The Moniepoint Saga and the Talent Paradox: What Nigerians Are Failing to See

The Moniepoint Saga and the Talent Paradox: What Nigerians Are Failing to See

Let us stop being defensive for a second. When Tosin Eniolorunda dropped the bombshell that he has 500 empty chairs because he cannot find world class Nigerians, the collective ego of the tech bro nation took a massive hit. The immediate reaction on social media was the usual. People said he was not paying enough or that the interview process was a mess.

But if we are being brutally honest, the kind of honesty that actually builds an industry, Tosin is not entirely wrong. What Nigerians are failing to see is that we are currently victims of our own packaging.

The Hello World Trap

For the last four years, we have treated technology like the new oil and gas sector. Everyone and their cousin did a six week bootcamp, changed their social media bio to Software Engineer and started hunting for United States Dollar salaries.

But there is a massive and dangerous difference between knowing how to build a pretty landing page and knowing how to manage a database that is processing ten thousand transactions per second in the middle of a Nigerian network glitch. Most of our talent is an inch deep and a mile wide. We have frontend kings who cannot explain how a load balancer works. We have product managers who are really just glorified project secretaries.

The Japa Ghost is Haunting Us

We love to brag about our resilience, but let us look at the wreckage. The people who were supposed to be the mid level leads and senior engineers today, the ones who would have mentored the five hundred people Moniepoint needs, are currently working for banks in London or startups in Toronto.

The pipeline is broken. We have a massive army of juniors and a tiny, exhausted squad of seniors. There is no middle class in Nigerian technology. Without that middle, the juniors are just vibing in a vacuum. They are learning bad habits from videos and wondering why they cannot pass a high level architecture interview.

Packaging Versus Performance

We have become a nation of tech influencers rather than tech builders. We have spent more time on our Day in the Life reels than on understanding low level systems. Tosin is not looking for someone who can quote textbooks. He is looking for the person who can stay calm when the server room is melting and the financial bridge is down.

The talent paradox is this. We have the highest density of tech interest in Africa but some of the lowest density of deep technical expertise.

The Bitter Pill

If you are a developer or a manager reading this and you are angry, that is good. Use it. But realize that the standard has moved. The world does not care about your hustle anymore. They care about your up time.

If we do not fix the obsession with fast money and aesthetic technology, we are going to wake up in two years and find that all the big jobs at our own companies are being remotely filled by engineers in India or Eastern Europe.

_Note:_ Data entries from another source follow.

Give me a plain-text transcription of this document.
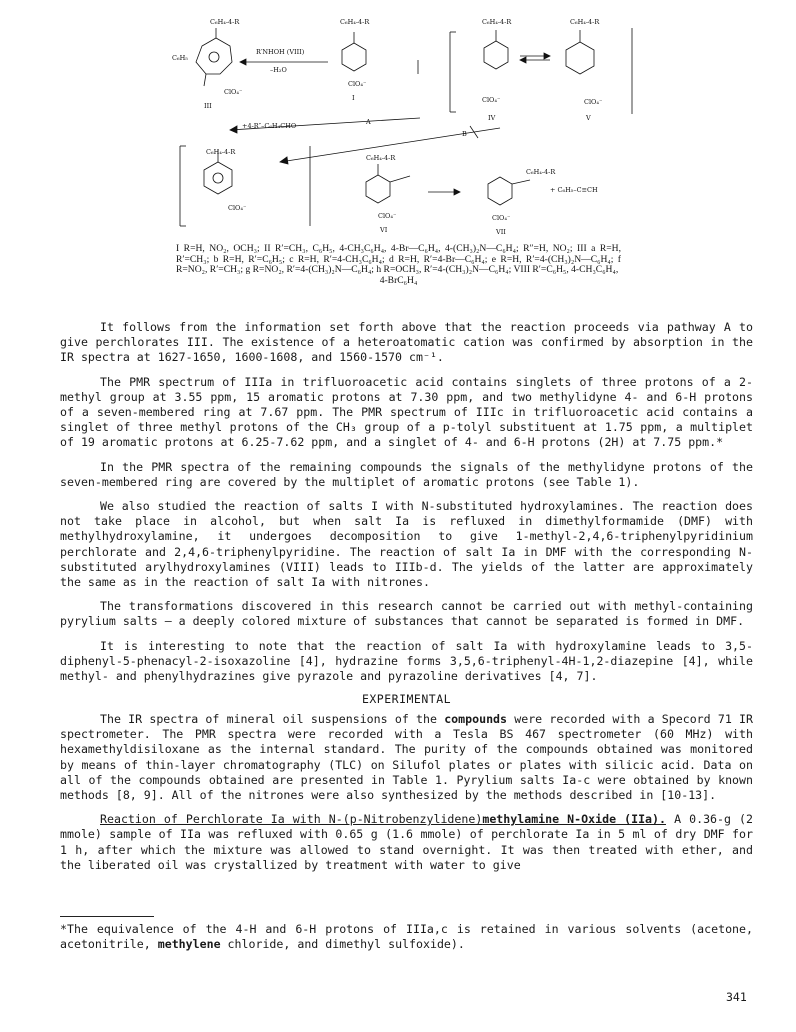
C₆H₄-4-R
C₆H₅
ClO₄⁻
III
R′NHOH (VIII)
–H₂O
C₆H₄-4-R
ClO₄⁻
I
C₆H₄-4-R
ClO₄⁻
IV
C₆H₄-4-R
ClO₄⁻
V
+4-R″–C₆H₄CHO	A
B
C₆H₄-4-R
ClO₄⁻
C₆H₄-4-R
ClO₄⁻
VI
C₆H₄-4-R
+ C₆H₅–C≡CH
ClO₄⁻
VII
I R=H, NO₂, OCH₃; II R′=CH₃, C₆H₅, 4-CH₃C₆H₄, 4-Br—C₆H₄, 4-(CH₃)₂N—C₆H₄; R″=H, NO₂; III a R=H, R′=CH₃; b R=H, R′=C₆H₅; c R=H, R′=4-CH₃C₆H₄; d R=H, R′=4-Br—C₆H₄; e R=H, R′=4-(CH₃)₂N—C₆H₄; f R=NO₂, R′=CH₃; g R=NO₂, R′=4-(CH₃)₂N—C₆H₄; h R=OCH₃, R′=4-(CH₃)₂N—C₆H₄; VIII R′=C₆H₅, 4-CH₃C₆H₄,
4-BrC₆H₄

It follows from the information set forth above that the reaction proceeds via pathway A to give perchlorates III. The existence of a heteroatomatic cation was confirmed by absorption in the IR spectra at 1627-1650, 1600-1608, and 1560-1570 cm⁻¹.

The PMR spectrum of IIIa in trifluoroacetic acid contains singlets of three protons of a 2-methyl group at 3.55 ppm, 15 aromatic protons at 7.30 ppm, and two methylidyne 4- and 6-H protons of a seven-membered ring at 7.67 ppm. The PMR spectrum of IIIc in trifluoroacetic acid contains a singlet of three methyl protons of the CH₃ group of a p-tolyl substituent at 1.75 ppm, a multiplet of 19 aromatic protons at 6.25-7.62 ppm, and a singlet of 4- and 6-H protons (2H) at 7.75 ppm.*

In the PMR spectra of the remaining compounds the signals of the methylidyne protons of the seven-membered ring are covered by the multiplet of aromatic protons (see Table 1).

We also studied the reaction of salts I with N-substituted hydroxylamines. The reaction does not take place in alcohol, but when salt Ia is refluxed in dimethylformamide (DMF) with methylhydroxylamine, it undergoes decomposition to give 1-methyl-2,4,6-triphenylpyridinium perchlorate and 2,4,6-triphenylpyridine. The reaction of salt Ia in DMF with the corresponding N-substituted arylhydroxylamines (VIII) leads to IIIb-d. The yields of the latter are approximately the same as in the reaction of salt Ia with nitrones.

The transformations discovered in this research cannot be carried out with methyl-containing pyrylium salts — a deeply colored mixture of substances that cannot be separated is formed in DMF.

It is interesting to note that the reaction of salt Ia with hydroxylamine leads to 3,5-diphenyl-5-phenacyl-2-isoxazoline [4], hydrazine forms 3,5,6-triphenyl-4H-1,2-diazepine [4], while methyl- and phenylhydrazines give pyrazole and pyrazoline derivatives [4, 7].

EXPERIMENTAL

The IR spectra of mineral oil suspensions of the compounds were recorded with a Specord 71 IR spectrometer. The PMR spectra were recorded with a Tesla BS 467 spectrometer (60 MHz) with hexamethyldisiloxane as the internal standard. The purity of the compounds obtained was monitored by means of thin-layer chromatography (TLC) on Silufol plates or plates with silicic acid. Data on all of the compounds obtained are presented in Table 1. Pyrylium salts Ia-c were obtained by known methods [8, 9]. All of the nitrones were also synthesized by the methods described in [10-13].

Reaction of Perchlorate Ia with N-(p-Nitrobenzylidene)methylamine N-Oxide (IIa). A 0.36-g (2 mmole) sample of IIa was refluxed with 0.65 g (1.6 mmole) of perchlorate Ia in 5 ml of dry DMF for 1 h, after which the mixture was allowed to stand overnight. It was then treated with ether, and the liberated oil was crystallized by treatment with water to give

*The equivalence of the 4-H and 6-H protons of IIIa,c is retained in various solvents (acetone, acetonitrile, methylene chloride, and dimethyl sulfoxide).
341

The five hundred empty chairs at Moniepoint are not a snub. They are a mirror. And right now, the reflection is looking a bit average.

The TalkAfricaNG Take

We cannot keep shouting about being the tech hub of Africa if we are only building on the surface. Moniepoint is telling us the home truth. It is time to stop the hustle and start the mastery. If our schools are failing, the private sector must step in to build academies that produce seniors, not just certificate holders. If we do not close this gap, our unicorns will fly away to other countries to find the brains they need to survive.